The premium that you pay throughout the year won’t change but the price you pay for your prescription drugs varies during the four different phases or periods during the year. The four phases are the Deductible period, Initial coverage period, Coverage gap, and Catastrophic coverage.

Deductible period ~ you will pay the full amount of the negotiated price for your prescription drugs until you met your yearly deductible. In 2020, no plan’s deductible is higher than $435.

Initial coverage period ~ After you meet your Part D yearly deductible, your plan will help pay for your covered prescription drugs. You will pay coinsurance or copayment and your plan will pay the rest of the negotiated price. You will stay in your initial coverage period, depending on your plan’s benefits structure, until your total drug costs have totaled $4,020 (this includes what you and your plan pays).

Coverage gap (donut hole) ~ After your Initial coverage gap period (total drug costs are $4,020 for most plans) you enter the coverage gap phase. During this period your plan does not pay for your prescription drugs but for now, the health reform offers federally funded discounts that help you pay for your drugs.

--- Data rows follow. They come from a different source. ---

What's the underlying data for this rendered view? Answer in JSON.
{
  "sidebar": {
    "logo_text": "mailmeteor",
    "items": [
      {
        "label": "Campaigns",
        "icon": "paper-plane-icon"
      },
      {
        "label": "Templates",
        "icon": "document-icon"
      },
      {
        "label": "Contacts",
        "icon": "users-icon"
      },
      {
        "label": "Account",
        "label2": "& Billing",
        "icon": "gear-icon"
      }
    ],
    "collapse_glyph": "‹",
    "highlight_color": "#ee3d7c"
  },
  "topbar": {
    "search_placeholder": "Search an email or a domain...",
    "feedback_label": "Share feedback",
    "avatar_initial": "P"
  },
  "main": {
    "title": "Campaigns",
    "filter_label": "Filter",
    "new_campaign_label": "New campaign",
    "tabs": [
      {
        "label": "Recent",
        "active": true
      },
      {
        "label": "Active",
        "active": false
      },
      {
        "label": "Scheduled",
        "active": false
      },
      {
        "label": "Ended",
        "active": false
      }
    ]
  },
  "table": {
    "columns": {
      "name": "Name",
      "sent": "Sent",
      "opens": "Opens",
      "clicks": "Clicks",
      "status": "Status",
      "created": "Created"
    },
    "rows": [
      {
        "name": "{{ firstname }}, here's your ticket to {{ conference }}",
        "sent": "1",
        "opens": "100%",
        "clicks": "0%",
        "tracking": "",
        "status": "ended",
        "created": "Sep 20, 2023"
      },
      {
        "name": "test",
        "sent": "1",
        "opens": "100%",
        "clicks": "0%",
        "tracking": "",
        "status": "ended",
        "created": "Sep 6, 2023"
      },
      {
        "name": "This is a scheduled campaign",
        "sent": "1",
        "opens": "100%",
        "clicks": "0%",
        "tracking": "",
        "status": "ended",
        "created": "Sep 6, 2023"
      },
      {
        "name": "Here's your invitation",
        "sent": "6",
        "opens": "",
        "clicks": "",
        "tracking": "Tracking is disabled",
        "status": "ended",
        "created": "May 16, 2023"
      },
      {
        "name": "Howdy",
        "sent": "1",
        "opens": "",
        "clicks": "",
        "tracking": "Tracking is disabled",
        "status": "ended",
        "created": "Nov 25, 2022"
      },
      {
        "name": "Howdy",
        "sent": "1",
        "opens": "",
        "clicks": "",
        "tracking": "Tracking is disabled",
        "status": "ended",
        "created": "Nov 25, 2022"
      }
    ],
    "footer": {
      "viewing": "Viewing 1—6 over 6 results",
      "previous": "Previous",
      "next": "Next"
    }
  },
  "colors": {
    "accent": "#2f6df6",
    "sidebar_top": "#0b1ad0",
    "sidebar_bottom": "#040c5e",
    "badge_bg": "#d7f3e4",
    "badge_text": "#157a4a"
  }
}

In 2020, you will pay no more than 25% coinsurance for generic drugs or 25% coinsurance for brand name drugs, for any drug tier during the coverage gap.

Catastrophic coverage ~ All part D plans reach the phase where once you have paid $6,350 in out-of-pocket costs for your covered drugs (this is the amount YOU have paid, not the total drug cost or the amount your plan paid) you enter catastrophic coverage. During this phase, you pay $3.60 copay for generic (including brand drugs treated as generic) and a $8.95 copay for all other drugs, OR 5% coinsurance for your covered drugs for the remainder of the year.


➡️ It seems that to reach the Catastrophic coverage in Part D you have to pay a lot throughout the year. What part of my copays and coinsurance goes towards a total of $6,350?

The out-of-pocket costs you must pay to reach the catastrophic coverage includes: your deductible (up to $435), the amounts you paid during the initial coverage phase (up to $4,020), almost the full cost of brand name drugs (including the manufacturer’s discount) that you purchased during the coverage gap period, and any amounts that were paid on your behalf (including family members or charity). The costs that are not included are your monthly premiums, the cost of non-covered drugs, the cost of drugs in pharmacies outside of your plan’s network, and the 75% discount for generic drugs.


➡️ I've heard about a 'donut hole', what is this?

Part D has a coverage gap phase, also called ‘donut hole’ and it is when you will be responsible for the total negotiated cost for your covered prescription drugs. You reach this phase after your initial coverage period and have paid (depending on your plan’s benefits structure) up to $4,020. During this donut hole phase, you will pay no more than 25% coinsurance for generic drugs or 25% coinsurance for brand name drugs, for any drug tier during the coverage gap. Once you reach $6,350 out-of-pocket costs for your drugs you enter the catastrophic coverage and are out of the donut hole or coverage gap.